A fluent.conf that reads files and ships them out
Fluentd routes logs from a source, through optional parsing, to a destination, all driven by tags. This tool builds that flow: a tail source with position tracking, a parser, and a match block that writes to Elasticsearch or S3 with reliable buffering.
How it works
The <source> with @type tail watches a file or glob and emits each new line as a record stamped with a tag. The pos_file stores the read offset so a restart resumes exactly where it left off rather than re-reading or skipping. Inside the source, a <parse> directive turns raw text into structured fields — json for already-structured logs, regexp with named captures for custom formats, or the built-in apache2 and nginx parsers.
Records then flow to a <match> block selected by tag; wildcards like app.** let one rule capture many sources, and the first match wins. The output plugin determines the destination: elasticsearch with logstash_format rolls records into daily indices, while s3 writes batched objects under a time-partitioned key path. Every output wraps a <buffer> that batches records and flushes them on flush_interval. A file buffer persists to disk so in-flight logs survive a crash, and retry_max_times bounds how often Fluentd retries a failing destination.
Tips and example
Give each source a distinct tag prefix so match rules stay unambiguous, and keep the buffer on disk in production for durability.
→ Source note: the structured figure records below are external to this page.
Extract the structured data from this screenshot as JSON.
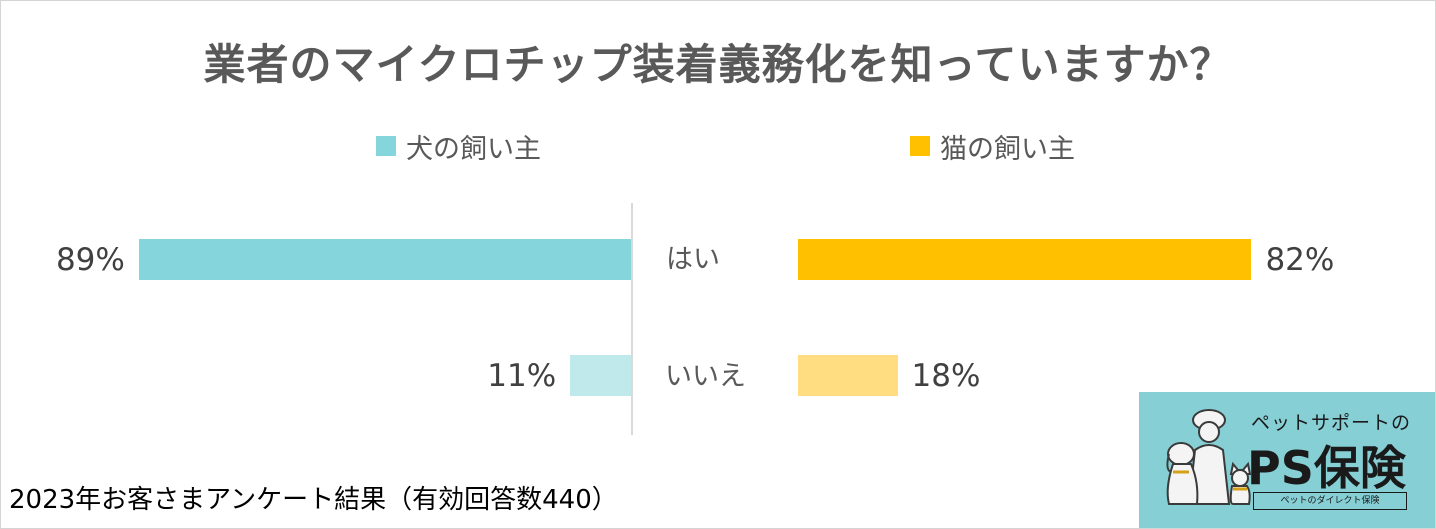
{
  "chart_data": {
    "type": "bar",
    "orientation": "horizontal-diverging",
    "title": "業者のマイクロチップ装着義務化を知っていますか？",
    "categories": [
      "はい",
      "いいえ"
    ],
    "xlim": [
      0,
      100
    ],
    "grid": false,
    "legend_position": "top",
    "series": [
      {
        "name": "犬の飼い主",
        "values": [
          89,
          11
        ],
        "value_labels": [
          "89%",
          "11%"
        ],
        "colors": [
          "#84d6dc",
          "#c0e9ec"
        ]
      },
      {
        "name": "猫の飼い主",
        "values": [
          82,
          18
        ],
        "value_labels": [
          "82%",
          "18%"
        ],
        "colors": [
          "#ffc000",
          "#ffdd80"
        ]
      }
    ]
  },
  "footer": "2023年お客さまアンケート結果（有効回答数440）",
  "logo": {
    "tagline": "ペットサポートの",
    "name": "PS保険",
    "sub": "ペットのダイレクト保険",
    "background": "#86cfd5"
  }
}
A file-to-Elasticsearch config:
<source>
@type tail
path /var/log/app/*.log
pos_file /var/log/td-agent/app.log.pos
tag app.logs
<parse>
@type json
</parse>
</source>
<match app.logs>
@type elasticsearch
host elasticsearch
port 9200
logstash_format true
logstash_prefix app-logs
<buffer>
@type file
path /var/log/td-agent/buffer/out
flush_interval 5s
</buffer>
</match>
Watch the buffer directory in production — if a destination is down, the buffer grows, so size your disk and retry settings accordingly.